Dice el padre Sopeña que en septiembre se inaugurará la cafetería, "que va a ser la más grande y la más bonita de toda Europa". E inmediatamente, como si la idea se le acabara de ocurrir, palidece sobre su atuendo de cura entre renacentista y posconciliar, y añade: "Lo que me da miedo es la aglomeración que puede organizarse". De cualquier modo, no será peor que la que existe ahora, un ejército de náufragos hambrientos asidos a la barra, clamando por la especialidad internacional del sandwich mixto.

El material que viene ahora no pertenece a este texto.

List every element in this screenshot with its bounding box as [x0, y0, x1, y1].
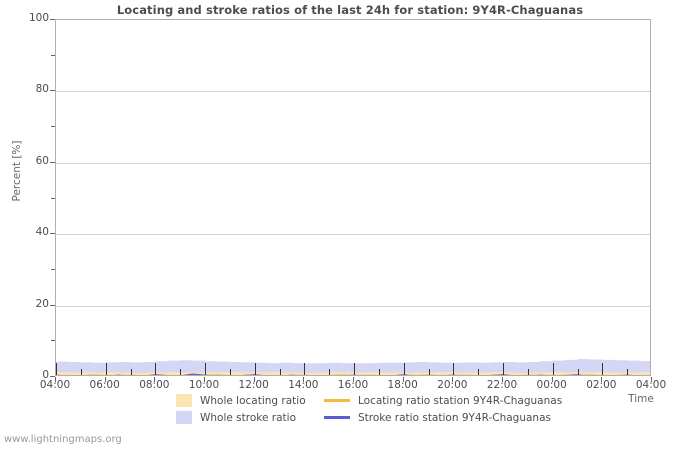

Deglución de 'obras cumbres'

Tras el tentempié, los visitantes mañaneros se dejan los últimos alientos en las pocas obras cumbres que les quedan por deglutir. El talante relajado de las Majas les ahueca los párpados con pesadez de siesta y sólo se animan de nuevo ante la invitación a la compra: postales, reproducciones en todos los tamaños, nuevamente de Goya, de Velázquez. Luego, definitivamente rotos, se toman un descanso en el césped, mirando y remirando las postales como si compararan con el original, como si contaran meninas o le buscaran nuevos parientes a la familia de Carlos IV.

Y, sin embargo, pese a los turistas, pese a agosto, el Prado de siempre, apacible y recoleto, sigue existiendo: en las salas flamencas, en las salas destinadas a los italianos, allí donde los Brueghel destilan sus horrores y Fra Angélico repite anunciaciones, y crueles cazadores persiguen a doncellas que se convierten en ciervos: el Prado habitual, deleite de unos pocos contumaces y vitalicios, permanece inconmovible, ajeno a la invasión, indiferente al tiempo.